While I imagine many are guilty, the issue illustrated here is how easy it is for the government to do this without the typical checks on power through the judicial system. This is only possible in the past couple decades with more digital and centralized payment systems.
The test of good policy is if you accept that your enemy could have that power. I am very uncomfortable with that idea.
A Financial Investment
For many of the reasons investors invest in gold, they could invest in Bitcoin.
The Federal Reserve targets a few percentage of inflation each year, resulting in USD purchasing power decline over time:
Bitcoin has a different monetary policy. It has a hard cap of 21 million with a transparent and predictable inflation rate until that cap. As Bitcoin inflation slows, and USD inflation continues, I would expect Bitcoin to outperform USD.
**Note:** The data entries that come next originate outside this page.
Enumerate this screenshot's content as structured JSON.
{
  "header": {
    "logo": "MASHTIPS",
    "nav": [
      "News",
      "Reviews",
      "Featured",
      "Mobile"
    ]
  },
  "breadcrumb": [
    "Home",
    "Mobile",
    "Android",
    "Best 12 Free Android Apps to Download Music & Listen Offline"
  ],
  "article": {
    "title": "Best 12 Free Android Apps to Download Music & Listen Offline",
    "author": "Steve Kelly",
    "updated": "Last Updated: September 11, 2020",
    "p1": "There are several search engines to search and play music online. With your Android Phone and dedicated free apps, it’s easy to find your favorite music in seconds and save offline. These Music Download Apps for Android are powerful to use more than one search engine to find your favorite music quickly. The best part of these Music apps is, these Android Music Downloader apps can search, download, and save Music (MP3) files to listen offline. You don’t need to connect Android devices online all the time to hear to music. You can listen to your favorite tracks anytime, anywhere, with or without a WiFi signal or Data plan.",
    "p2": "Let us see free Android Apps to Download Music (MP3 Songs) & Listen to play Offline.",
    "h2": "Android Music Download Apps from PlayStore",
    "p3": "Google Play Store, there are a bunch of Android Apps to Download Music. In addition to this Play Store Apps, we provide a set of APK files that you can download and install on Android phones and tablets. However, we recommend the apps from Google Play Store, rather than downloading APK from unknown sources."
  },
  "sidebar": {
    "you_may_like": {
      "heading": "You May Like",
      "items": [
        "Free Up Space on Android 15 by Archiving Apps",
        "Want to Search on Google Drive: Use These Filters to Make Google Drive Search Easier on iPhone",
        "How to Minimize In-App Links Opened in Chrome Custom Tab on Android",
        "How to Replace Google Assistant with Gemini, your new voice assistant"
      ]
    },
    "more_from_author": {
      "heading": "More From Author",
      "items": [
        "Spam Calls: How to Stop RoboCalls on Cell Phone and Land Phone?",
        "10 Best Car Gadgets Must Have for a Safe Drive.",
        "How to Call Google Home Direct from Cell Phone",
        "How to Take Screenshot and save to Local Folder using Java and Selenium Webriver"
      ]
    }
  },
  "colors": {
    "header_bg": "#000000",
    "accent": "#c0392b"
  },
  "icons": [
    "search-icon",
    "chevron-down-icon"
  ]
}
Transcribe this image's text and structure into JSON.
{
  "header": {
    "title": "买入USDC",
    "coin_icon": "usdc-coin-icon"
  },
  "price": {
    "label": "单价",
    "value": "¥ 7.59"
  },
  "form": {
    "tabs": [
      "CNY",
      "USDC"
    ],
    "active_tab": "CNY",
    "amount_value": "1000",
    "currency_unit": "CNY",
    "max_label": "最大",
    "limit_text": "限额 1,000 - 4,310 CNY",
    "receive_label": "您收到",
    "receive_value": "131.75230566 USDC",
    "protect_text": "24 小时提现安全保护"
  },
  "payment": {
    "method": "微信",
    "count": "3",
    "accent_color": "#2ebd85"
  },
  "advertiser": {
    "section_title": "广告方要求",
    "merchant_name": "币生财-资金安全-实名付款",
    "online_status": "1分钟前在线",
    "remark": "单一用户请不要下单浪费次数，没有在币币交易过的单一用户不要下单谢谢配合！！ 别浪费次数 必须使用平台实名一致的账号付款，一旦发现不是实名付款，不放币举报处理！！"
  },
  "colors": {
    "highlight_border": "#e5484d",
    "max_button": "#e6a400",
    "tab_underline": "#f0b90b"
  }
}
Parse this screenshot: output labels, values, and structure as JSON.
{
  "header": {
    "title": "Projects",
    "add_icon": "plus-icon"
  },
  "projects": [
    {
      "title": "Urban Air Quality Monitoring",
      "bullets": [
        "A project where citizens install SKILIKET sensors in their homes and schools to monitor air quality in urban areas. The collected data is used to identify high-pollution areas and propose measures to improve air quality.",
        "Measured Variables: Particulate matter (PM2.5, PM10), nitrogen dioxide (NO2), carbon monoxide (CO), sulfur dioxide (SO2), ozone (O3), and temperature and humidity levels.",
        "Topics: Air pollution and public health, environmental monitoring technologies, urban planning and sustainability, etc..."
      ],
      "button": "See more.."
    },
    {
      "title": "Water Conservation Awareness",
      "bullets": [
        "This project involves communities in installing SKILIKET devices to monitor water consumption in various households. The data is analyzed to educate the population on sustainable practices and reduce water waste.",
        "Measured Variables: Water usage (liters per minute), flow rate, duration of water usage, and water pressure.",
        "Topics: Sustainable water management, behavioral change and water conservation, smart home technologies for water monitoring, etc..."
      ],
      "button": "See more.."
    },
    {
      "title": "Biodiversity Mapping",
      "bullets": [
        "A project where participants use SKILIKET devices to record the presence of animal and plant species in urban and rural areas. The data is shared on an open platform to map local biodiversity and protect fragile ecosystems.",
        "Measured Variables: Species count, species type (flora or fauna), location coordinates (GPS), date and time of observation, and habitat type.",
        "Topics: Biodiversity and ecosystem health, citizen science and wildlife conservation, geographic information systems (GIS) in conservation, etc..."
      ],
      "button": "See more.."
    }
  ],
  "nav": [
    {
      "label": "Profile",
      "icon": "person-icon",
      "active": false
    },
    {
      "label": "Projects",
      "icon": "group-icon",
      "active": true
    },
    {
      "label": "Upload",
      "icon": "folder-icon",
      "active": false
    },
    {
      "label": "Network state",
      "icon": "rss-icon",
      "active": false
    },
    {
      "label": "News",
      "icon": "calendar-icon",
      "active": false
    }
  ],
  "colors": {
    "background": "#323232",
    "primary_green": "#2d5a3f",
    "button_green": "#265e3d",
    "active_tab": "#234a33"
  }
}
Quick history lesson: The US Dollar became global reserve currency in the Bretton Woods agreement in 1944. Literally, the winners of WW2 agreed that they would peg their currencies to the dollar, which then would be pegged to gold. But then in 1971 US terminated the gold peg and became a free-floating fiat currency along with all the other nations’ currencies. The central banks could then print money as they see fit.
All that to say, surprisingly, the current US Dollar monetary system is still pretty new and unproven over generations. It’s only been around for 50 years.
There are trade-offs with our inherited ways of the world. So, it’s valuable to have another option to consider.